Over the last two years, I’ve come up with mantra phrases that power my performance. I’ll read these every so often to reset, refuel, and reinvigorate. I add new phrases to the list when an epiphany occurs and the right words come along. Now that I read them with introspective eyes though, they remind me of an idealistic man that wants to be seen by the world.

Direction over destination

Presence over productivity

Calling over competition

Legacy over currency

Purpose over passion

Intention over intensity

Substance over style

Function over form

Giving over receiving

Brain over brawn  

I look back at all that I’ve accomplished and can’t help but look forward and feel more pressure than pride, more self-doubt than self-satisfaction. Is my future bound to “Moore’s Law”, a doubling of growth year to year, perhaps infinitely? Is it reasonable to increase the scale of all of my efforts from 2016? Raise the bar even higher? Run two 125k ultramarathons, run 4 marathons, win two 5k road races, compete in a full Ironman instead of a half, create 8 masterclasses instead of 4, and double my 2.0 Summit guestlist from 100 to 200? It’s tough to warrant another go at it just like it’s tough to climb a mountain that gets steeper and steeper with no end in sight. When is enough, enough?
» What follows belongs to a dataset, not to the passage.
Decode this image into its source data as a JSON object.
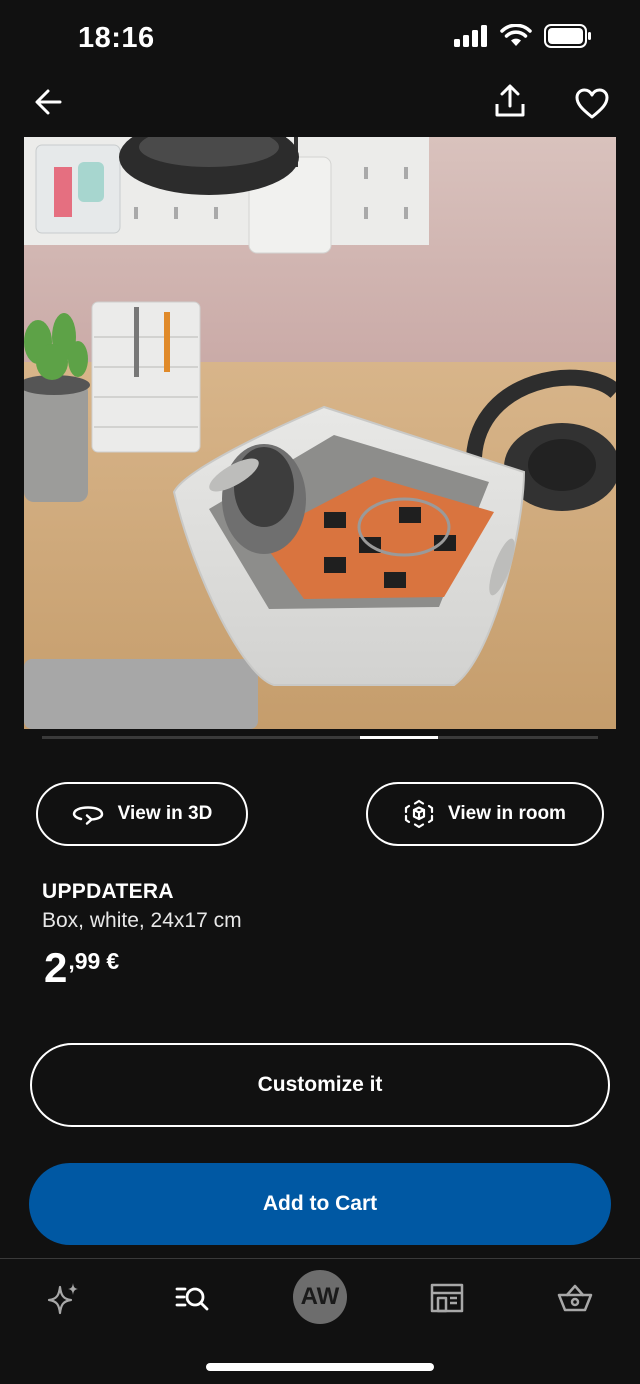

When people say “the journey IS the destination”, I completely agree, but I find it doesn’t justify the value of the destination. In order to fully understand something’s value, it must be taken away or somehow forgotten. In the case of life’s journey, a vast amount of effort must be placed on traversing the journey and experiencing it to the fullest, but what I’m getting at is the appreciation of the journey. “The sweet ain’t as sweet without the sour.” The journey wouldn’t be as sweet if we didn’t go off track sometimes, if we didn’t feel the pain and sorrows from the struggles, and if we didn’t lose our sense of direction and purpose once in awhile. What joy does the destination bring when we journey without appreciating each and every step?  

I feel a new beginning is about to arrive just beyond the horizon. Instead of recreating the steps and reconquering the mountain of that idealistic man, I will not climb to be seen, I will climb to see again. This journey will be fueled by APPRECIATION and it will be guided by the mantra “Patience over Progress”. Appreciation requires that we be patient with progress. Progress requires pacing. When we pace ourselves with patience, we are provided with time to reflect, time to regenerate, and time to just be.

Though it may sound like I am in a state of limbo; lost, dazed and confused, the arrival to this realization is one that may save me from enduring another race up the mountain I may never come back from. As I enter my 30s, one thing I could never have predicted was my ability to self reflect, self monitor, and self love. Part of me really wants to take off up the mountain and never look back, but another part of me knows that the mountain will always be there. I love who I have become, someone who is self aware and satisfied, but also someone who is fascinated by being unaware and uncertain, unsettled with what is yet to come.